To solve the problem, we need to find the perimeter of triangle \( OCS_1 \) given the radius of the incircle and the distance from the center to one of the foci. ### Step-by-Step Solution: 1. **Identify Given Values**: - The radius of the incircle \( r = 1 \) unit. - The distance from the center \( O \) to the focus \( S_1 \) is \( OS_1 = 6 \) units. 2. **Use the Formula for the Area of Triangle**: The area \( A \) of triangle \( OCS_1 \) can be expressed in terms of its perimeter \( P \) and the radius of the incircle \( r \): \[ A = \frac{1}{2} \times P \times r \] 3. **Express the Perimeter**: Let \( OC = b \) (the semi-minor axis), \( OS_1 = 6 \), and \( S_1C \) be the length we need to find.
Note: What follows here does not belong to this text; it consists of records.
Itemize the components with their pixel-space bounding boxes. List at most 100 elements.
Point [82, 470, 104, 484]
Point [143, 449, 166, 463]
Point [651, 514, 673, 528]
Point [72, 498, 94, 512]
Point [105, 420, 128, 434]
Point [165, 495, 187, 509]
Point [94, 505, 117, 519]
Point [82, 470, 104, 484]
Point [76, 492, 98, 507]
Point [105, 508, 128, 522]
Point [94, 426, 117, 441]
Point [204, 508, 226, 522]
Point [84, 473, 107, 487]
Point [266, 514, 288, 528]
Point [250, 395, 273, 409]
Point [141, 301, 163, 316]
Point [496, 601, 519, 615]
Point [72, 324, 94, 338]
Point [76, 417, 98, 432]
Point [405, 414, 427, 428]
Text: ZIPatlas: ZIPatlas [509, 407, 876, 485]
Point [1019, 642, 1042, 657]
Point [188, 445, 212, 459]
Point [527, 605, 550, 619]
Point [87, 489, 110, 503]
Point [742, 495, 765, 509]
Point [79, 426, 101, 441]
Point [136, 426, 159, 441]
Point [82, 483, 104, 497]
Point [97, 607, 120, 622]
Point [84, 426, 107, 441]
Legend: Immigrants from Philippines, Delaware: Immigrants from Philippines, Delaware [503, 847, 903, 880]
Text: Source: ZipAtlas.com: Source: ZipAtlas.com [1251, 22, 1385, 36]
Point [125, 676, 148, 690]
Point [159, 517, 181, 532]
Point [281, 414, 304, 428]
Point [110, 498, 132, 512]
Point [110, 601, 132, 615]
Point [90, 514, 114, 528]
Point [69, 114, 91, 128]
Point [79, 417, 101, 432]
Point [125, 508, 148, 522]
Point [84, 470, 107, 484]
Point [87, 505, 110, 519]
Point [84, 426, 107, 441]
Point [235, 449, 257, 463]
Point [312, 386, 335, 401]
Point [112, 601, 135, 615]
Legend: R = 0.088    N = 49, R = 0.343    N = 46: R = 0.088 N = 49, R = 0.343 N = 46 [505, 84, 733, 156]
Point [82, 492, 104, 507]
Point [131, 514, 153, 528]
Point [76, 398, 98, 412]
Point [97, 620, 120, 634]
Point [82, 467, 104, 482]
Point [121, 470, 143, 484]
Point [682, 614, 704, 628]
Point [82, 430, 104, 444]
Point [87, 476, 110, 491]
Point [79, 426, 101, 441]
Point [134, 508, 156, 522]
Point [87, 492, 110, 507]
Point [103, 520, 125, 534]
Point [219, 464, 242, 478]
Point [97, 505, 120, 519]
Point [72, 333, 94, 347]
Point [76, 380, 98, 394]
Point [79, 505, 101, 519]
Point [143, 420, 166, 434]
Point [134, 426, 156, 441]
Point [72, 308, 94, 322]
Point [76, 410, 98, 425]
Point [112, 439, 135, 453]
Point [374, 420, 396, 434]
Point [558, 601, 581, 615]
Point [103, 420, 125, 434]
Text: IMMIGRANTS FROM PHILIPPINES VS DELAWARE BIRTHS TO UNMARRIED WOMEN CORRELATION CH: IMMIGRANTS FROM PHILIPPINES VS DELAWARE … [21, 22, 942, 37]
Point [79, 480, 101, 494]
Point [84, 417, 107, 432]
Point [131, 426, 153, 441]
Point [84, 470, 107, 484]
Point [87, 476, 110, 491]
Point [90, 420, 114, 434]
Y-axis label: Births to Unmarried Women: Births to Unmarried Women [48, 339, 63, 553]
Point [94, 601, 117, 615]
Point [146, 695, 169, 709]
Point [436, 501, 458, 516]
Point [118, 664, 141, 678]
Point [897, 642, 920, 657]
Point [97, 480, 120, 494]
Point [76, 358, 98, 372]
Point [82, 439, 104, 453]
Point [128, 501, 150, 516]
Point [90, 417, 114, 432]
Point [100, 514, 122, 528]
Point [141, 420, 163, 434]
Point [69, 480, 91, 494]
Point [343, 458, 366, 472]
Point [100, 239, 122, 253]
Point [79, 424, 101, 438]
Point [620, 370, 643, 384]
The perimeter \( P \) can be expressed as: \[ P = OC + OS_1 + S_1C = b + 6 + S_1C \] 4. **Calculate the Length \( S_1C \)**: Using the Pythagorean theorem, we can find \( S_1C \): \[ S_1C = \sqrt{OS_1^2 - OC^2} = \sqrt{6^2 - b^2} = \sqrt{36 - b^2} \] 5. **Substitute into the Area Formula**: Now substituting \( P \) into the area formula: \[ A = \frac{1}{2} \times (b + 6 + \sqrt{36 - b^2}) \times 1 \] Thus, \[ A = \frac{1}{2} (b + 6 + \sqrt{36 - b^2}) \] 6. **Find the Area in Terms of \( b \)**: The area can also be expressed using the base and height. The height from \( O \) to line \( CS_1 \) is \( OC = b \), so: \[ A = \frac{1}{2} \times OC \times OS_1 = \frac{1}{2} \times b \times 6 = 3b \] 7. **Set the Two Area Expressions Equal**: Equating the two expressions for area: \[ 3b = \frac{1}{2} (b + 6 + \sqrt{36 - b^2}) \] Multiply through by 2 to eliminate the fraction: \[ 6b = b + 6 + \sqrt{36 - b^2} \] Rearranging gives: \[ 5b - 6 = \sqrt{36 - b^2} \] 8. **Square Both Sides**: Squaring both sides: \[ (5b - 6)^2 = 36 - b^2 \] Expanding the left side: \[ 25b^2 - 60b + 36 = 36 - b^2 \] Rearranging gives: \[ 26b^2 - 60b = 0 \] Factoring out \( b \): \[ b(26b - 60) = 0 \] Thus, \( b = 0 \) or \( b = \frac{60}{26} = \frac{30}{13} \). 9. **Calculate \( S_1C \)**: Using \( b = \frac{30}{13} \): \[ S_1C = \sqrt{36 - \left(\frac{30}{13}\right)^2} = \sqrt{36 - \frac{900}{169}} = \sqrt{\frac{6084 - 900}{169}} = \sqrt{\frac{5184}{169}} = \frac{72}{13} \] 10. **Calculate the Perimeter**: Now substituting back to find the perimeter: \[ P = OC + OS_1 + S_1C = \frac{30}{13} + 6 + \frac{72}{13} = \frac{30 + 78 + 78}{13} = \frac{186}{13} = 15 \] ### Final Answer: The perimeter of triangle \( OCS_1 \) is \( 15 \) units.